The Court reasoned that while it was determining whether the VA satisfied its duty to assist, the content of the documents or even their existence is irrelevant to the question of whether the Secretary had a duty to assist in obtaining adequately identified relevant records. This harsh ruling was somewhat ameliorated by reference in a footnote that statute “clearly presumes that any document referred to in the record exists and places the burden on the Secretary to demonstrate otherwise.” Curiously, the Court goes on to say, “When the Secretary attempts to rebut the presumption, then the existence of documents not contained in the record may be relevant.”

This statement is curious because a central point of the Court’s decision is that its scope is limited by statute to “the record of proceedings before the Secretary and the Board”.

Additionally, the Court also worked hard to limit its need to make a far reaching decision by noting that the missing pathologist report was referenced by another report. In short, the Court determined that in this case they could simply use the references in the record to one of the “missing” pieces of evidence to consider whether the duty to assist was fulfilled. However, while doing so, the Court appears to have actually gone further and shut off any further reference to non-record materials in the future.

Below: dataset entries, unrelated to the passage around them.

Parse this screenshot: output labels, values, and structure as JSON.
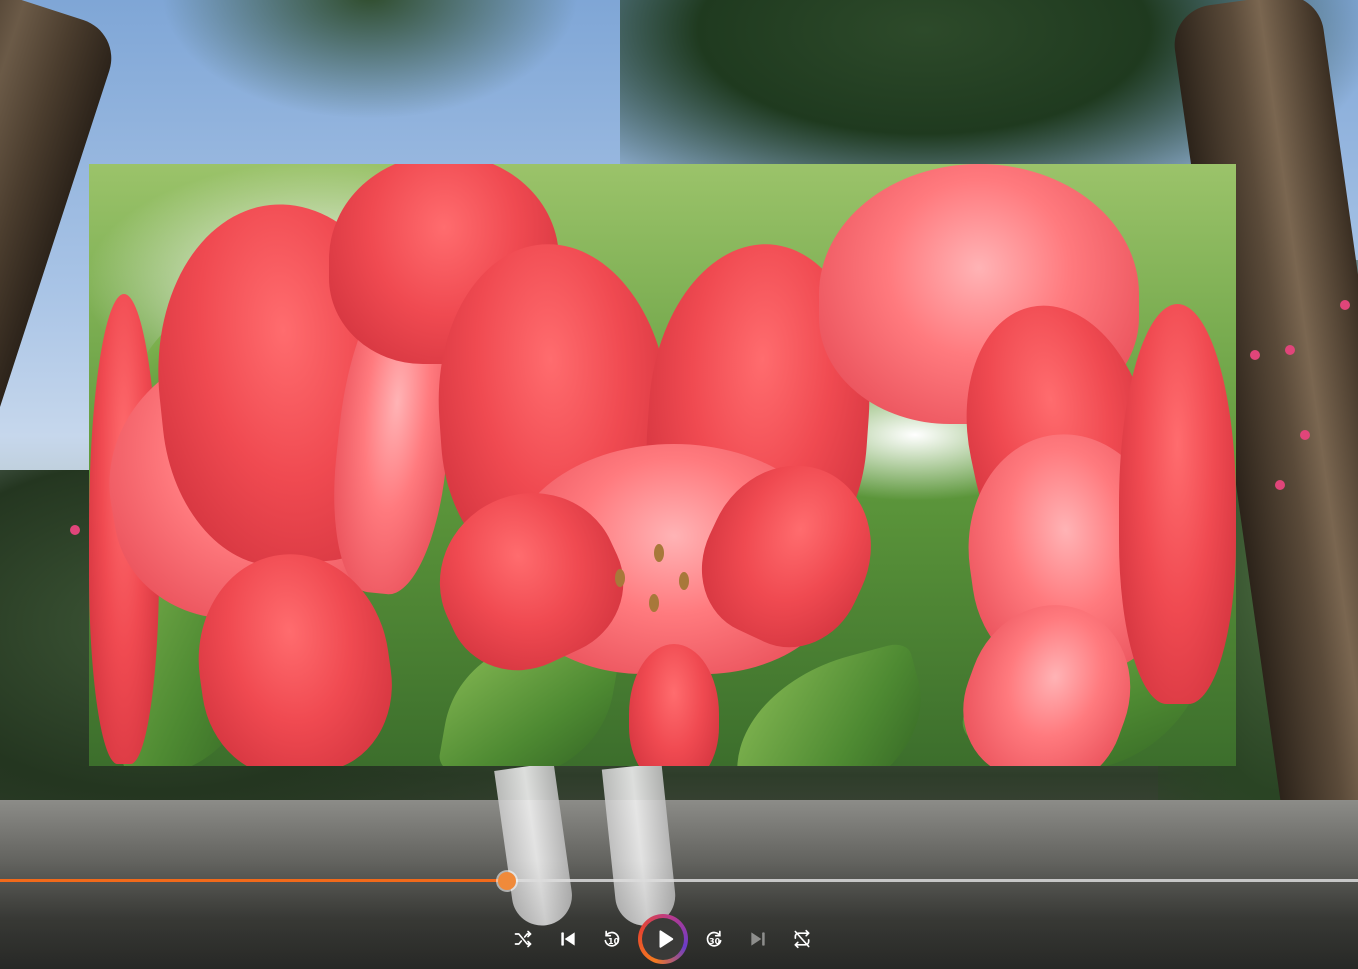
{
  "player": {
    "progress_fraction": 0.373,
    "accent_color": "#f26a1b",
    "controls": {
      "shuffle": {
        "icon": "shuffle-icon"
      },
      "previous": {
        "icon": "skip-previous-icon"
      },
      "rewind": {
        "icon": "rewind-icon",
        "seconds": "10"
      },
      "play": {
        "icon": "play-icon"
      },
      "forward": {
        "icon": "fast-forward-icon",
        "seconds": "30"
      },
      "next": {
        "icon": "skip-next-icon",
        "disabled": true
      },
      "repeat": {
        "icon": "repeat-off-icon"
      }
    }
  }
}
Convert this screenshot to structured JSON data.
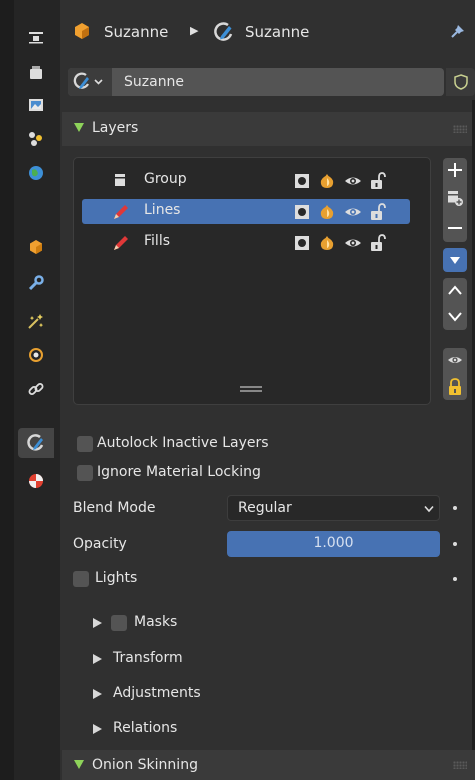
{
  "header": {
    "object_name": "Suzanne",
    "data_name": "Suzanne",
    "object_icon": "object-data-icon",
    "data_icon": "grease-pencil-icon",
    "pin_icon": "pin-icon"
  },
  "datablock": {
    "name": "Suzanne",
    "fake_user_icon": "shield-icon"
  },
  "tabs": [
    {
      "icon": "tool-icon",
      "active": false
    },
    {
      "icon": "render-icon",
      "active": false
    },
    {
      "icon": "output-icon",
      "active": false
    },
    {
      "icon": "view-layer-icon",
      "active": false
    },
    {
      "icon": "scene-icon",
      "active": false
    },
    {
      "icon": "world-icon",
      "active": false
    },
    {
      "icon": "object-icon",
      "active": false
    },
    {
      "icon": "modifier-icon",
      "active": false
    },
    {
      "icon": "shader-fx-icon",
      "active": false
    },
    {
      "icon": "physics-icon",
      "active": false
    },
    {
      "icon": "constraint-icon",
      "active": false
    },
    {
      "icon": "grease-pencil-data-icon",
      "active": true
    },
    {
      "icon": "material-icon",
      "active": false
    }
  ],
  "layers_panel": {
    "title": "Layers",
    "layers": [
      {
        "name": "Group",
        "type": "group",
        "selected": false
      },
      {
        "name": "Lines",
        "type": "layer",
        "selected": true
      },
      {
        "name": "Fills",
        "type": "layer",
        "selected": false
      }
    ],
    "side_buttons": [
      "add-layer-button",
      "add-group-button",
      "remove-layer-button",
      "specials-button",
      "move-up-button",
      "move-down-button",
      "isolate-visibility-button",
      "isolate-lock-button"
    ]
  },
  "options": {
    "autolock_label": "Autolock Inactive Layers",
    "autolock_checked": false,
    "ignore_material_label": "Ignore Material Locking",
    "ignore_material_checked": false,
    "blend_mode_label": "Blend Mode",
    "blend_mode_value": "Regular",
    "opacity_label": "Opacity",
    "opacity_value": "1.000",
    "opacity_fraction": 1.0,
    "lights_label": "Lights",
    "lights_checked": false
  },
  "subpanels": {
    "masks": "Masks",
    "transform": "Transform",
    "adjustments": "Adjustments",
    "relations": "Relations"
  },
  "onion_panel": {
    "title": "Onion Skinning"
  },
  "colors": {
    "selection": "#4772b3",
    "panel_bg": "#3a3a3a",
    "expand_accent": "#8ed35a"
  }
}
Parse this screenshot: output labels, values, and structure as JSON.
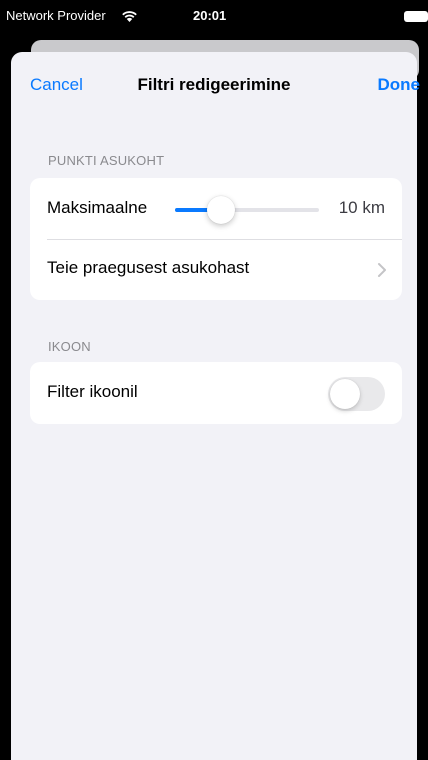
{
  "status_bar": {
    "carrier": "Network Provider",
    "time": "20:01"
  },
  "nav": {
    "cancel_label": "Cancel",
    "title": "Filtri redigeerimine",
    "done_label": "Done"
  },
  "location_section": {
    "header": "PUNKTI ASUKOHT",
    "max_label": "Maksimaalne",
    "slider_fraction": 0.32,
    "slider_value": "10 km",
    "from_location_label": "Teie praegusest asukohast"
  },
  "icon_section": {
    "header": "IKOON",
    "filter_label": "Filter ikoonil",
    "filter_enabled": false
  },
  "colors": {
    "accent": "#0a7aff",
    "background": "#f2f2f7"
  }
}
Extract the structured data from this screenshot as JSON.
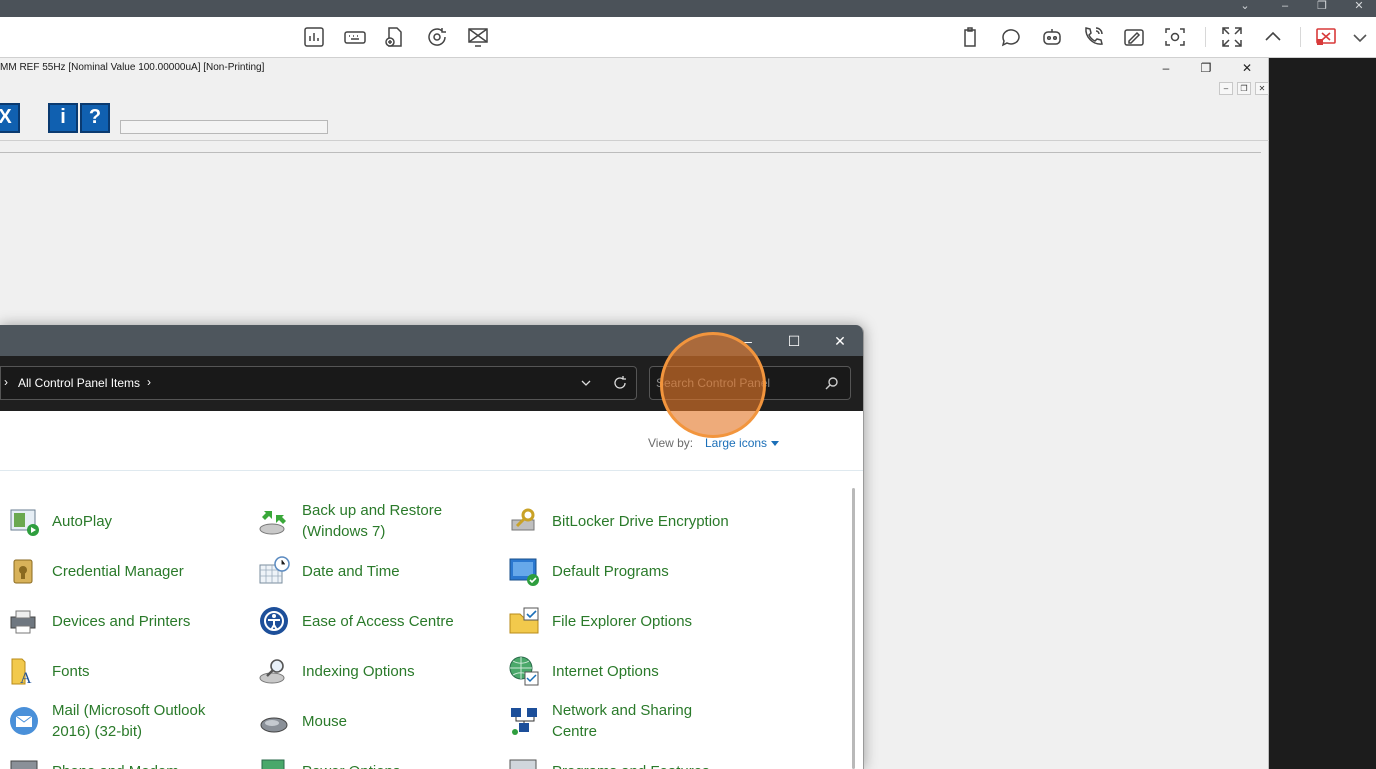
{
  "app": {
    "title": "MM REF 55Hz [Nominal Value 100.00000uA] [Non-Printing]",
    "buttons": [
      {
        "label": "X",
        "name": "exit-button"
      },
      {
        "label": "i",
        "name": "info-button"
      },
      {
        "label": "?",
        "name": "help-button"
      }
    ]
  },
  "control_panel": {
    "breadcrumb": {
      "current": "All Control Panel Items"
    },
    "search": {
      "placeholder": "Search Control Panel"
    },
    "view_by": {
      "label": "View by:",
      "value": "Large icons"
    },
    "items": [
      {
        "label": "AutoPlay",
        "icon": "autoplay-icon"
      },
      {
        "label": "Back up and Restore (Windows 7)",
        "icon": "backup-restore-icon"
      },
      {
        "label": "BitLocker Drive Encryption",
        "icon": "bitlocker-icon"
      },
      {
        "label": "Credential Manager",
        "icon": "credential-manager-icon"
      },
      {
        "label": "Date and Time",
        "icon": "date-time-icon"
      },
      {
        "label": "Default Programs",
        "icon": "default-programs-icon"
      },
      {
        "label": "Devices and Printers",
        "icon": "devices-printers-icon"
      },
      {
        "label": "Ease of Access Centre",
        "icon": "ease-of-access-icon"
      },
      {
        "label": "File Explorer Options",
        "icon": "file-explorer-options-icon"
      },
      {
        "label": "Fonts",
        "icon": "fonts-icon"
      },
      {
        "label": "Indexing Options",
        "icon": "indexing-options-icon"
      },
      {
        "label": "Internet Options",
        "icon": "internet-options-icon"
      },
      {
        "label": "Mail (Microsoft Outlook 2016) (32-bit)",
        "icon": "mail-icon"
      },
      {
        "label": "Mouse",
        "icon": "mouse-icon"
      },
      {
        "label": "Network and Sharing Centre",
        "icon": "network-sharing-icon"
      },
      {
        "label": "Phone and Modem",
        "icon": "phone-modem-icon"
      },
      {
        "label": "Power Options",
        "icon": "power-options-icon"
      },
      {
        "label": "Programs and Features",
        "icon": "programs-features-icon"
      }
    ]
  },
  "colors": {
    "link_green": "#2a7a2a",
    "accent_blue": "#1b6fb8",
    "title_bar": "#4e565d",
    "click_highlight": "#f2953d"
  }
}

The case leaves questions and practical difficulties for veterans and attorneys who discover too late that the VA dropped the ball in searching for documents and records. If you can somehow relate the missing records back to something in the record, you have a chance, otherwise, the VA gets to make a mistake and enjoy the fruits of that mistake.

Perhaps one argument that could be advanced is to use the Court’s language. Perhaps the materials, records, or documents are before the “Secretary” and not the “Board”. If the materials were in the Secretary’s embrace (in a medical file somewhere in a VA hospital) would that mean that the Court could consider it when addressing whether the VA fulfilled its duty to assist? A question that will no doubt come one day.


Decided by Hagel, Lance, and Schoelen, Judges.